Não é crítica: "Cabras - cabeças que rolam, cabeças que voam”

A Cia Teatro Balagan visitou a minha cidade, Campinas. “Cabras – cabeças que rolam, cabeças que voam” é um espetáculo que muitos viram e que dispensa elogios ao texto, ao cenário, ao figurino, à música, à encenação. Porém, ontem, algo chamou minha atenção especialmente: o trabalho dos atores.

Sou suspeito para falar porque sou irmanado nas dificuldades e aprendizados deste projeto artístico com esta diretora, a Maria Thais. De qualquer modo, fiquei comovido. Porque, em “Cabras…”, os atores partem de uma certa recusa em narrar a si mesmos, narrando humanidades muitas – inclusive humanidades “não humanas” (uma bala de revolver, uma cabra, um cachorro…). Espantosamente, porém, ao se colocarem neste jogo de alteridade (“eu”, como ponta de uma lança, em busca de um “outro”; “eu” em tensão com um “outro”) deixam escapar, quase que sem perceber, algo de si. É ou não uma alegria que o teatro nos liberte de nós mesmos para, enfim, nos revelar? 
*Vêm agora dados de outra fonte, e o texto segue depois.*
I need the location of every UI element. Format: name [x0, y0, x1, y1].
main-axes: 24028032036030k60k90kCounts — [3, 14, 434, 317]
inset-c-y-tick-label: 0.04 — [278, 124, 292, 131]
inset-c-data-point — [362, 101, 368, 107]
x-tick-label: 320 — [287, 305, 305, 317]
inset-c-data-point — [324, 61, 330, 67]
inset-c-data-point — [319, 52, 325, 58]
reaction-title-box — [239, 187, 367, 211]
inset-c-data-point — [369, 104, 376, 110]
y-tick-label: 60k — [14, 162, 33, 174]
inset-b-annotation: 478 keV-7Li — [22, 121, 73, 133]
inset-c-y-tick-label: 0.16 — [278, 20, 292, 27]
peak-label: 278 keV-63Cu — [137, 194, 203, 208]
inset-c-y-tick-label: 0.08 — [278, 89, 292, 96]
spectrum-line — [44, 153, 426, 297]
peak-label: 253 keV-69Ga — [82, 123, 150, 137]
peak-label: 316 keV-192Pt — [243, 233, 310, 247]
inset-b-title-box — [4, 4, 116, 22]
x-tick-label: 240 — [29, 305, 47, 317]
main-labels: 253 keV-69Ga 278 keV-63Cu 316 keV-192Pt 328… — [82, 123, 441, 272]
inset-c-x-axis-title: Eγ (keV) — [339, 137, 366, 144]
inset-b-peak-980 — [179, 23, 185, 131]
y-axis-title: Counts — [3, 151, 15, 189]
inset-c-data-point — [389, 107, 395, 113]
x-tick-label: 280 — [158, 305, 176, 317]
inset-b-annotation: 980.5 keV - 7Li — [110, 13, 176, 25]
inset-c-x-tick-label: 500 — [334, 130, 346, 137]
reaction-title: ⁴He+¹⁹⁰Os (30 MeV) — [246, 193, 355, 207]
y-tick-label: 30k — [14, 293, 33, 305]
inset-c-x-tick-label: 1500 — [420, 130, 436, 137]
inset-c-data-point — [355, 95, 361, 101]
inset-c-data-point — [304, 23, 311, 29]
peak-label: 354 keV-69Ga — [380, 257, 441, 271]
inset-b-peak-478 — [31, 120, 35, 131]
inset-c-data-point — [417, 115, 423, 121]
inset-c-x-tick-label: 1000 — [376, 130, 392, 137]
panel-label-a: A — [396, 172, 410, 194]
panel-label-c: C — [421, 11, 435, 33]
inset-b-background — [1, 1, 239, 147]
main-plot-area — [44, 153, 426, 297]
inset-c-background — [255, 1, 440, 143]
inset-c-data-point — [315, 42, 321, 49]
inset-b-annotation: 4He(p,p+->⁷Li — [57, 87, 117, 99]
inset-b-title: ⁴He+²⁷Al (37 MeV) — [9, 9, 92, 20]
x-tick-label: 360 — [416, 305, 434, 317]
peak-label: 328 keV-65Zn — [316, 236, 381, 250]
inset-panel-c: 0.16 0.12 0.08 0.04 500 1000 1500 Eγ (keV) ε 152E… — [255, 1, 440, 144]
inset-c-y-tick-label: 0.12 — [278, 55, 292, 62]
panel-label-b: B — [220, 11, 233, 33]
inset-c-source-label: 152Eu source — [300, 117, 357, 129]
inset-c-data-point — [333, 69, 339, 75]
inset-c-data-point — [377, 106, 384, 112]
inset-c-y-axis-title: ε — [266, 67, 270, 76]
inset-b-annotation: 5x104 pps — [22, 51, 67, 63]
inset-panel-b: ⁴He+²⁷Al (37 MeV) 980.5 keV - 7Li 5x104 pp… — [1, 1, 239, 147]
Não me refiro à revelação das intimidades de quem atua, a sua biografia, os seus segredos. Falo de outra coisa. O que se revela é um ponto de vista – ou uma perspectiva, como provavelmente a Maria Thais gostaria de dizer. Se “teatro” é “o lugar de onde se vê”, os atores da Balagan lembram que não apenas fazem ver, mas eles mesmo olham: a coisa narrada e (um espanto!) os próprios espectadores. Uma inversão e embaralhamento de perspectivas que, “caleidoscopicamente”, não encerra significados, multiplica sentidos e comemora encontros.

Sempre que assisto a atores assim, em festa, volto para casa orgulhoso do ofício que escolhi e para o qual espero que eu seja vocacionado. A Cia Balagan visitou a minha cidade. Viva!